Before the birth of White Bear Lake, Vadnais Heights, Gem Lake or North Oaks, there was White Bear Township -- a 36-square-mile stretch of land that included them all.
The township was organized 150 years ago this year, prompting civic leaders to commission the first history book to explore the history -- both serious and silly -- shared by these communities.
"White Bear: A History" is a 223-page glossy, coffee table book published last month. Readers will meet some of the roughly 60 families interviewed for the project, as well as find copies of turn-of-the-century hotel ledgers, farm financial reports, community "sing along" sheets, newspaper articles and a rich array of historic photographs.
"I tried to write the stories of ordinary people, and of how local, state and national events shaped their lives," said author Catherine Carey, a White Bear Lake journalist who now lives in St.
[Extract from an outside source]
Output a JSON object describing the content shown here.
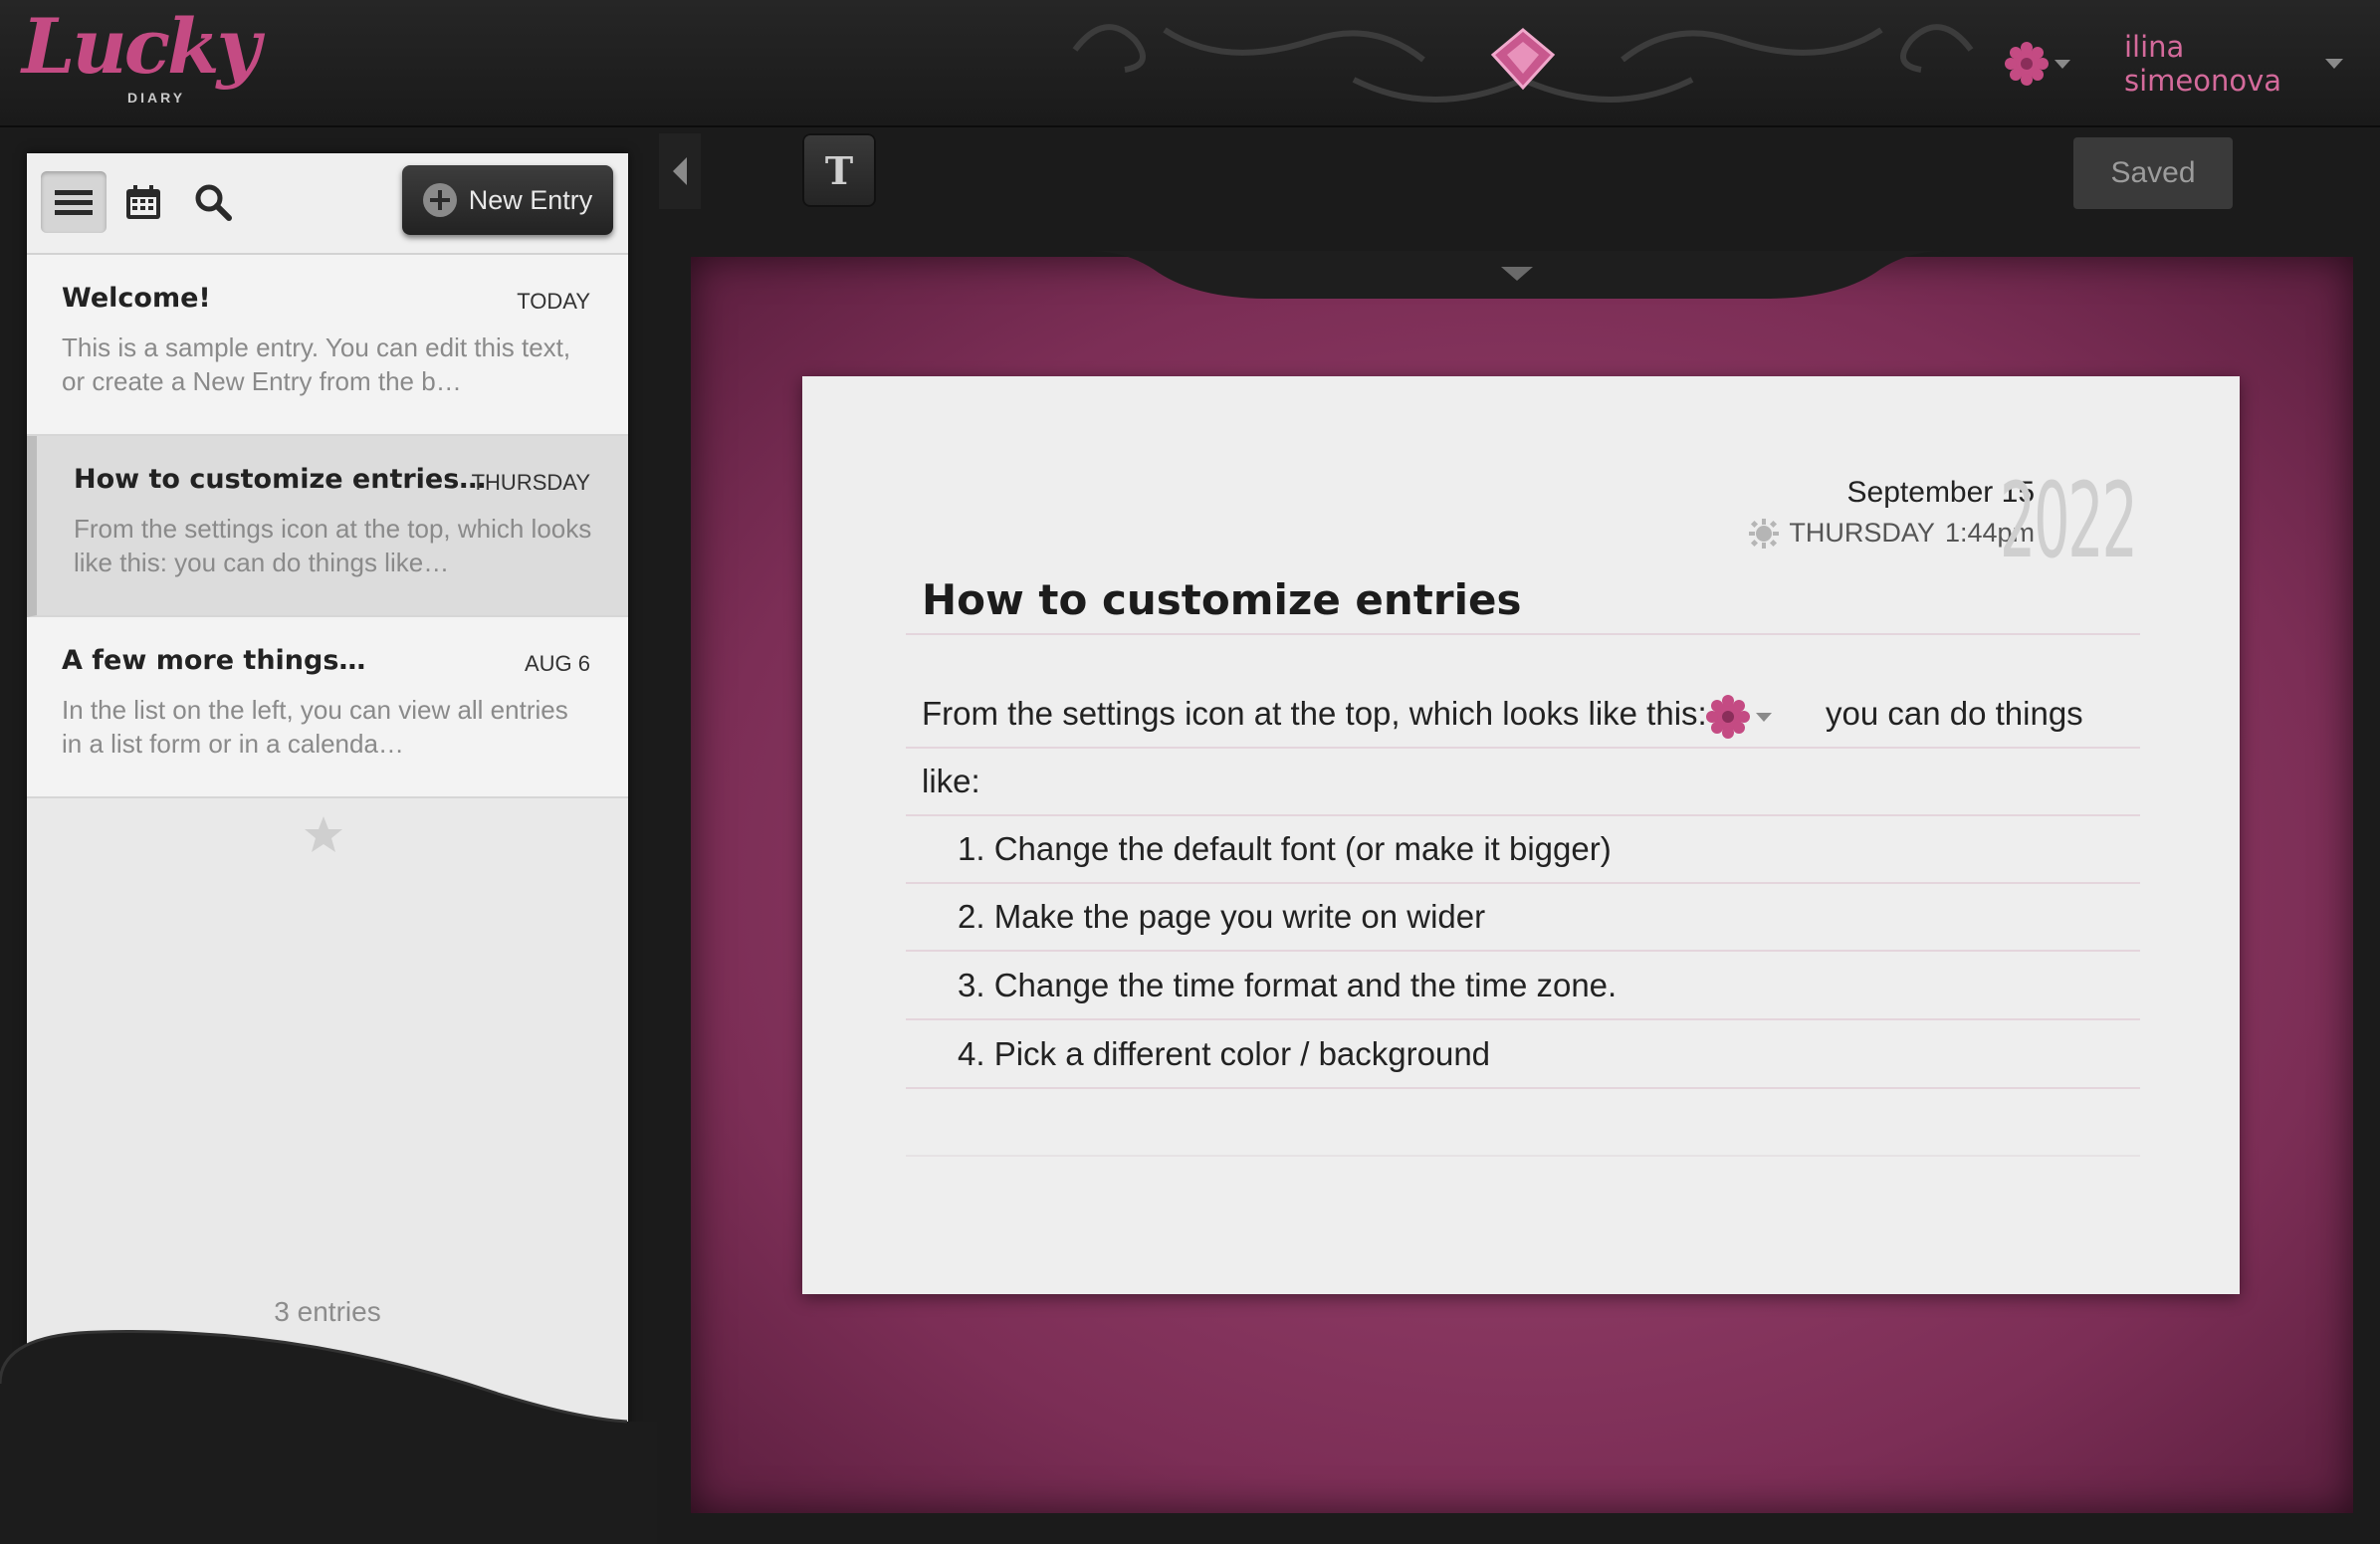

Paul. "The history of the township has really never been told."
The outline of White Bear's history is not unusual. It was home to Indians for thousands of years. French traders arrived next. Then came Europeans settlers, later followed by the lakeside summer resort crowd. By the 1950s, the vast stretches of farmland were developed into housing and suburbia was born.
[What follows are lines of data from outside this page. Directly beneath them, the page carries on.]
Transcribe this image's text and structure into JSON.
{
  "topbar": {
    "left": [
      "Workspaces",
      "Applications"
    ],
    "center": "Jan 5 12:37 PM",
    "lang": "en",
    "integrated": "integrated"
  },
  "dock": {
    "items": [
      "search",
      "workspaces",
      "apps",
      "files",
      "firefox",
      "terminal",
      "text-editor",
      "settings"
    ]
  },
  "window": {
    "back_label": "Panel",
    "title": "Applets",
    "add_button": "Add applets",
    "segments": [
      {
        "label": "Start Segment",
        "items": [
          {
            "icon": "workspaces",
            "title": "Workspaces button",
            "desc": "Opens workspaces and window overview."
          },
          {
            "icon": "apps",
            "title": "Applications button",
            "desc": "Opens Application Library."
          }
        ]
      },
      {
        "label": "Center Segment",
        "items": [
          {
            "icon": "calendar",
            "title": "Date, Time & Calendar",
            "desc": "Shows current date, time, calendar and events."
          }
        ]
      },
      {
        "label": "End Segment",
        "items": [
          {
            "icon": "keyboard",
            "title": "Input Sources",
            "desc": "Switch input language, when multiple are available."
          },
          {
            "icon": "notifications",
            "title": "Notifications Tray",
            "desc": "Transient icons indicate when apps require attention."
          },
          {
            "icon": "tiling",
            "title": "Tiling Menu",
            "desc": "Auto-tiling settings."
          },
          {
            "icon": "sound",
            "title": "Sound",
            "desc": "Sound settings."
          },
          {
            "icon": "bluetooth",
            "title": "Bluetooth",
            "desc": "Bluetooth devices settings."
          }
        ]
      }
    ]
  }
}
But the book drills deeper into the region's history. We learn such odd facts as:
• The town board created a 10-cent-per-head bounty on gophers in 1892. It even considered a $300 gopher levy.
• In an era when women rarely showed their ankles, the Bald Eagle community hosted a local "Girls of '92 Review" -- as in 1892 -- featuring young women in above-knee skirts and tight-fitting shirts that bared one entire shoulder.